It’s all about the Central Banks

Published on October 7, 2010 by shelleycox   ·   No Comments

Both European and UK Central Bank announcements this lunchtime are being anticipated by the markets for any change in attitude from the norm. As usual, we will obtain more from the ECB than from the MPC given the immediacy of the formers press conference as opposed to the 2-week delay for the minutes from the UK committee. Neither are expected to make any change in rate or size and nature of QE however, given current activity from the ECB to make tighter short term yields, the market will be anticipating the Central Bank Governor to make some comment on the extraction of stimulus. He is also expected to mention the recent pick up in Eurozone economic activity and likely congratulate the peripheral states’ performance to oppose the enormous fiscal deficits that at present thrive. The million dollar question is whether he will mention the rise in the value of the Euro – we have seen the rate versus the Dollar increase from 1.2900, at the time of the last ECB meeting, up to 1.4000 now and from 106 versus the Yen to just under 116 in the same time period. Against Sterling, the Euro has appreciated from 1.2175 to today’s rate of 1.1400. This huge increase will clearly have an effect of the Eurozone’s overseas competitiveness and unless we witness a sizeable weakening of the Euro, then the German led Eurozone resurgence might be very short lived indeed.

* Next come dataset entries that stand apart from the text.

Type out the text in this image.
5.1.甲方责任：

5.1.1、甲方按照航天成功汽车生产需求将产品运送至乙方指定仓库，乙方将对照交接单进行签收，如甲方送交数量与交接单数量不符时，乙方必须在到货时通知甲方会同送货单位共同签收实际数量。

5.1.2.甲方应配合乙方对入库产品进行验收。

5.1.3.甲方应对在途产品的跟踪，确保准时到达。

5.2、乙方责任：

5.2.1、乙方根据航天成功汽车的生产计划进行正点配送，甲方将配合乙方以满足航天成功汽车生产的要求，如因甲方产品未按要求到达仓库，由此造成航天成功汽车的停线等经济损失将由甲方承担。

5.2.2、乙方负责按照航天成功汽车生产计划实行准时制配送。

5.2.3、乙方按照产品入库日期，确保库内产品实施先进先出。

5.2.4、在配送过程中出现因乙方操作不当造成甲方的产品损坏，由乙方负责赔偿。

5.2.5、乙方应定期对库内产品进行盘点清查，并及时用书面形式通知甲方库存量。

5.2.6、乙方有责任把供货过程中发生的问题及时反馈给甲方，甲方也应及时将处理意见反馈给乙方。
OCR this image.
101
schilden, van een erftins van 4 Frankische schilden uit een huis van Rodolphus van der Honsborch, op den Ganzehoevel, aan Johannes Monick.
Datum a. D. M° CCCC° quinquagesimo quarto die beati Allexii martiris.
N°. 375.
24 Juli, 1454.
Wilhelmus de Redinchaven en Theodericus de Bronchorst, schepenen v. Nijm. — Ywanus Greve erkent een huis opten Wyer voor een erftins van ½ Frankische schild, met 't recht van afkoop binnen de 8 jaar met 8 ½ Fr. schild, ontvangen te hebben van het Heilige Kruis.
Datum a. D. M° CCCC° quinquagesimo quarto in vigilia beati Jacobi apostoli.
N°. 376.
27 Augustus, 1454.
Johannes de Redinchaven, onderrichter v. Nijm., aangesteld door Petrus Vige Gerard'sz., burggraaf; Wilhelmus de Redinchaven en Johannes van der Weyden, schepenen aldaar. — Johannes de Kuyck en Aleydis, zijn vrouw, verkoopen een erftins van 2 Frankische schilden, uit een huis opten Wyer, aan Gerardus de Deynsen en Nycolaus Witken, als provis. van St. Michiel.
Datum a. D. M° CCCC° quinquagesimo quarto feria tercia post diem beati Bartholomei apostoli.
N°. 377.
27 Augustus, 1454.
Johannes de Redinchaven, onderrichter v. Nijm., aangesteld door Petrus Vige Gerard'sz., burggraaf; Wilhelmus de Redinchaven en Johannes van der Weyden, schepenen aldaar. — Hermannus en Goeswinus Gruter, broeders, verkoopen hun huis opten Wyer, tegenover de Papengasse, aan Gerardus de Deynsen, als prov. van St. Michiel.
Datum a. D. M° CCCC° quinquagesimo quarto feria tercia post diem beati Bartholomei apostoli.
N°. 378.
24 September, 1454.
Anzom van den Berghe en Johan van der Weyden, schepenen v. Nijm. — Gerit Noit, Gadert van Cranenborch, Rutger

The MPC minutes, when released, will probably show a now 3-way split in opinion for the size of and future policy for The Asset Purchase Scheme, but we will need to wait until the 20th October for confirmation of that.

Today we have already seen worrying Halifax housing data and about as expected UK industrial production numbers. A weakening of Sterling on the former was reversed on the latter though there has been no real appreciation seen against the Euro. The German industrial production numbers for August, due at 11.00 are expected to indicated growth but given that these are backward looking (data for August) they will not reflect pressure on sales from the recent surge in the Euro’s value.

Yesterday’s US ADP vacancies numbers were weaker than had been expected but are unlikely to change people’s expectations for the Private Payrolls figure tomorrow given that the ADP survey has consistently under-performed over recent months. The non-farm payrolls number is expected to come in at about -20K but this will include about 120K short-term government related lay offs (census workers mostly). The rest of today is largely data-free so the main questions are whether the market will push to get Euro/Dollar up through 1.4000 and will Sterling/usd follow towards 1.6000 and also what the Japanese authorities decide to do about the level of USD/Yen…. We are now well below the level on 15th Sept at which the BOJ intervened to try and suppress the value of the Yen.

Gold and the Aussie Dollar reflects continued US Dollar weakness with new highs touched by both. The Aussie is a whisker away from parity, supported by both the advance in the gold price and the expectation of higher Australian interest rates.